Article

Normal lower limb venous Doppler flow phasicity: is it cardiac or respiratory?

Department of Radiology, University of Iowa Hospitals and Clinics, Iowa City 52242, USA.
American Journal of Roentgenology (Impact Factor: 2.9). 01/1998; 169(6):1721-5. DOI: 10.2214/ajr.169.6.9393197
Source: PubMed

ABSTRACT The purposes of this study were to determine the origin and nature of normal lower limb venous Doppler flow phasicity and to assess normal and respiratory variations.
The common femoral veins of 12 healthy volunteers (three men and nine women; age range, 21-50 years; mean, 29 years) were evaluated by detailed spectral Doppler examinations with simultaneous ECG and respirometric tracings. The examinations were performed using a 5- or 7-MHz linear-array transducer with breath held in mid respiration, at the end of deep expiration, at the end of deep inspiration, during Valsalva's maneuver, and during quiet and deep breathing. The tracing obtained during breath-hold in mid respiration was considered the baseline. Tracings obtained during the other respiratory phases were analyzed for changes from the baseline. Doppler tracings were analyzed for phasicity, waveform frequency, components, velocities, velocity ratios, and presence of retrograde flow, all in correlation with simultaneous ECG and respirometric tracings. Tracings were analyzed independently by two observers to assess interobserver variability.
With breath-hold in mid respiration, the common femoral vein Doppler tracings consisted of multiphasic waveforms that had a frequency similar to that of the heart rate. Each waveform consisted of systolic, v, diastolic, and a waves. The systolic wave occurred 0.4 sec later than the QRS complex of the ECG and was always antegrade. The v wave was always retrograde without flow reversal. The diastolic wave was always antegrade. The a wave was always retrograde but showed flow reversal in nine of 12 subjects. The systolic:diastolic velocity ratio ranged from 0.9 to 1.5 (mean, 1.1). The minimum:maximum velocity ratio ranged from -0.4 to 0.2 (mean, -0.15). With breath-hold at the end of expiration, the waveforms became slightly damped, becoming biphasic in five subjects and remaining multiphasic in seven. With breath-hold at the end of inspiration, the waveforms became nonphasic or biphasic in nine and decreased in velocity in 12. With Valsalva's maneuver, flow stopped. With normal respiration, cardiac waveforms were modulated by higher amplitude and less frequent biphasic respiratory waves. The plasticity was equal in two, dominantly cardiac in six, and dominantly respiratory in four. Flow velocity increased with expiration and decreased with inspiration.
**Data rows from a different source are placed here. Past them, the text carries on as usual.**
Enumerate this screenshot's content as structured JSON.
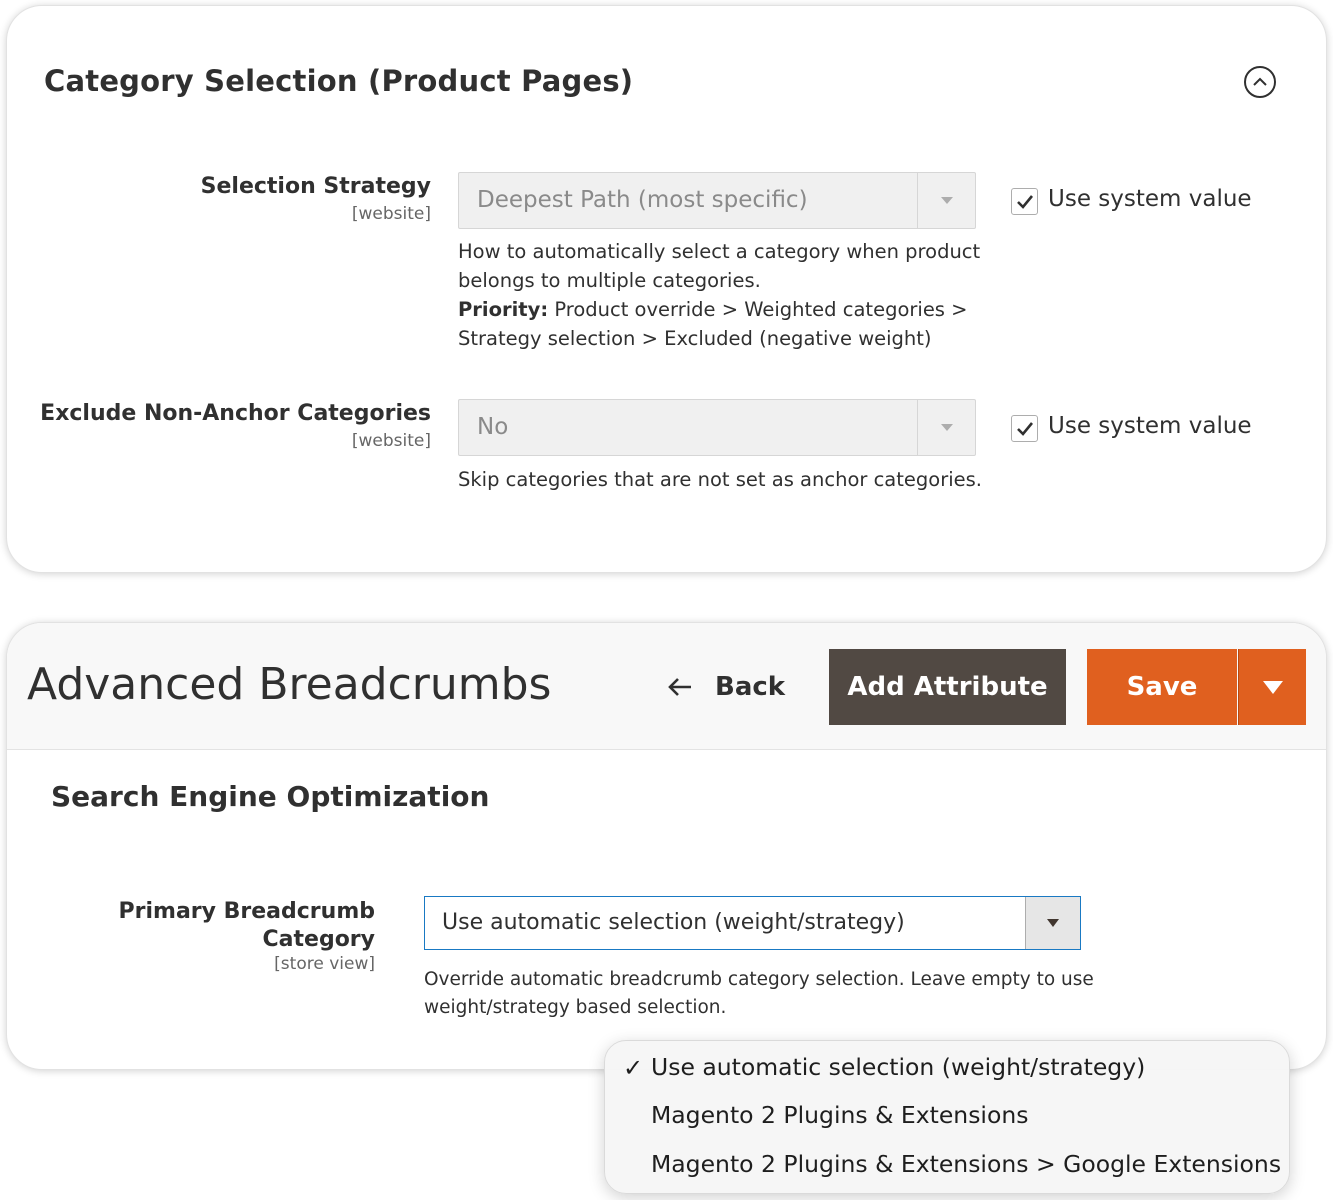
{
  "category_section": {
    "title": "Category Selection (Product Pages)",
    "fields": [
      {
        "label": "Selection Strategy",
        "scope": "[website]",
        "value": "Deepest Path (most specific)",
        "use_system_value_label": "Use system value",
        "use_system_value_checked": true,
        "note_line1": "How to automatically select a category when product",
        "note_line2": "belongs to multiple categories.",
        "note_priority_label": "Priority:",
        "note_priority_text": " Product override > Weighted categories >",
        "note_line4": "Strategy selection > Excluded (negative weight)"
      },
      {
        "label": "Exclude Non-Anchor Categories",
        "scope": "[website]",
        "value": "No",
        "use_system_value_label": "Use system value",
        "use_system_value_checked": true,
        "note_line1": "Skip categories that are not set as anchor categories."
      }
    ]
  },
  "page_header": {
    "title": "Advanced Breadcrumbs",
    "back_label": "Back",
    "add_attribute_label": "Add Attribute",
    "save_label": "Save"
  },
  "seo_section": {
    "title": "Search Engine Optimization",
    "primary_breadcrumb": {
      "label_line1": "Primary Breadcrumb",
      "label_line2": "Category",
      "scope": "[store view]",
      "value": "Use automatic selection (weight/strategy)",
      "note_line1": "Override automatic breadcrumb category selection. Leave empty to use",
      "note_line2": "weight/strategy based selection."
    }
  },
  "dropdown": {
    "options": [
      {
        "label": "Use automatic selection (weight/strategy)",
        "selected": true
      },
      {
        "label": "Magento 2 Plugins & Extensions",
        "selected": false
      },
      {
        "label": "Magento 2 Plugins & Extensions > Google Extensions",
        "selected": false
      }
    ],
    "check_glyph": "✓"
  },
  "colors": {
    "primary_button": "#e0601f",
    "secondary_button": "#514943",
    "focus_border": "#1979c3"
  }
}
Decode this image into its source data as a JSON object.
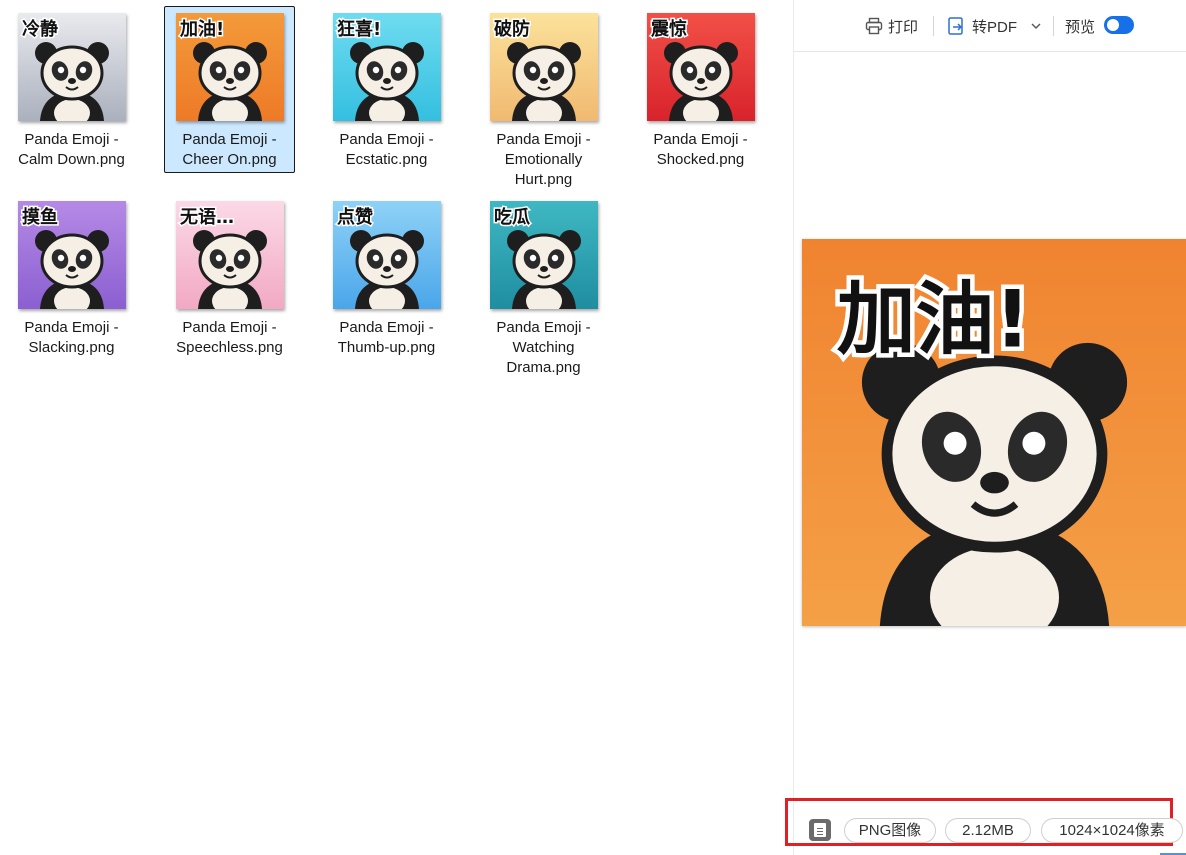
{
  "files": [
    {
      "name_lines": [
        "Panda Emoji -",
        "Calm Down.png"
      ],
      "thumb_text": "冷静",
      "bg": [
        "#e9eaee",
        "#aab0bd"
      ],
      "selected": false
    },
    {
      "name_lines": [
        "Panda Emoji -",
        "Cheer On.png"
      ],
      "thumb_text": "加油!",
      "bg": [
        "#f39a3a",
        "#ee7a27"
      ],
      "selected": true
    },
    {
      "name_lines": [
        "Panda Emoji -",
        "Ecstatic.png"
      ],
      "thumb_text": "狂喜!",
      "bg": [
        "#6fdcf0",
        "#34bfe0"
      ],
      "selected": false
    },
    {
      "name_lines": [
        "Panda Emoji -",
        "Emotionally",
        "Hurt.png"
      ],
      "thumb_text": "破防",
      "bg": [
        "#fbe29b",
        "#f1b971"
      ],
      "selected": false
    },
    {
      "name_lines": [
        "Panda Emoji -",
        "Shocked.png"
      ],
      "thumb_text": "震惊",
      "bg": [
        "#f25047",
        "#d8232c"
      ],
      "selected": false
    },
    {
      "name_lines": [
        "Panda Emoji -",
        "Slacking.png"
      ],
      "thumb_text": "摸鱼",
      "bg": [
        "#b58ae6",
        "#8b5fd0"
      ],
      "selected": false
    },
    {
      "name_lines": [
        "Panda Emoji -",
        "Speechless.png"
      ],
      "thumb_text": "无语…",
      "bg": [
        "#fbd9e6",
        "#f2a9c4"
      ],
      "selected": false
    },
    {
      "name_lines": [
        "Panda Emoji -",
        "Thumb-up.png"
      ],
      "thumb_text": "点赞",
      "bg": [
        "#8fd2f7",
        "#4aa6ea"
      ],
      "selected": false
    },
    {
      "name_lines": [
        "Panda Emoji -",
        "Watching",
        "Drama.png"
      ],
      "thumb_text": "吃瓜",
      "bg": [
        "#3fb8c3",
        "#1f8ea0"
      ],
      "selected": false
    }
  ],
  "toolbar": {
    "print_label": "打印",
    "to_pdf_label": "转PDF",
    "preview_label": "预览",
    "preview_on": true
  },
  "preview": {
    "image_text": "加油!",
    "bg": [
      "#f08330",
      "#f4a047"
    ]
  },
  "status": {
    "type": "PNG图像",
    "size": "2.12MB",
    "dimensions": "1024×1024像素"
  },
  "colors": {
    "selection": "#cce8ff",
    "accent": "#1671e8",
    "highlight_box": "#e01f26"
  }
}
With deep breathing, the respiratory waves further increased, while the cardiac ones decreased in amplitude. The latter continued to modulate the respiratory phasicity in 10 subjects.
During quiet respiration, lower limb venous Doppler tracings consisted of both cardiac and respiratory waveforms. Although respiratory waveforms disappeared when patients held their breath, Doppler tracings continued to be multiphasic and cardiac. Therefore, cardiac phasicity in lower limb venous Doppler tracings does not necessarily indicate cardiac disease. Other respiratory phases can modulate this basic cardiac pattern. Decrease in or loss of phasicity in these waveforms does not always mean proximal obstruction, because it can be caused by respiratory factors. Finally, the presence of minimal cyclic retrograde flow that is 5 cm/sec or less does not necessarily indicate cardiac disease.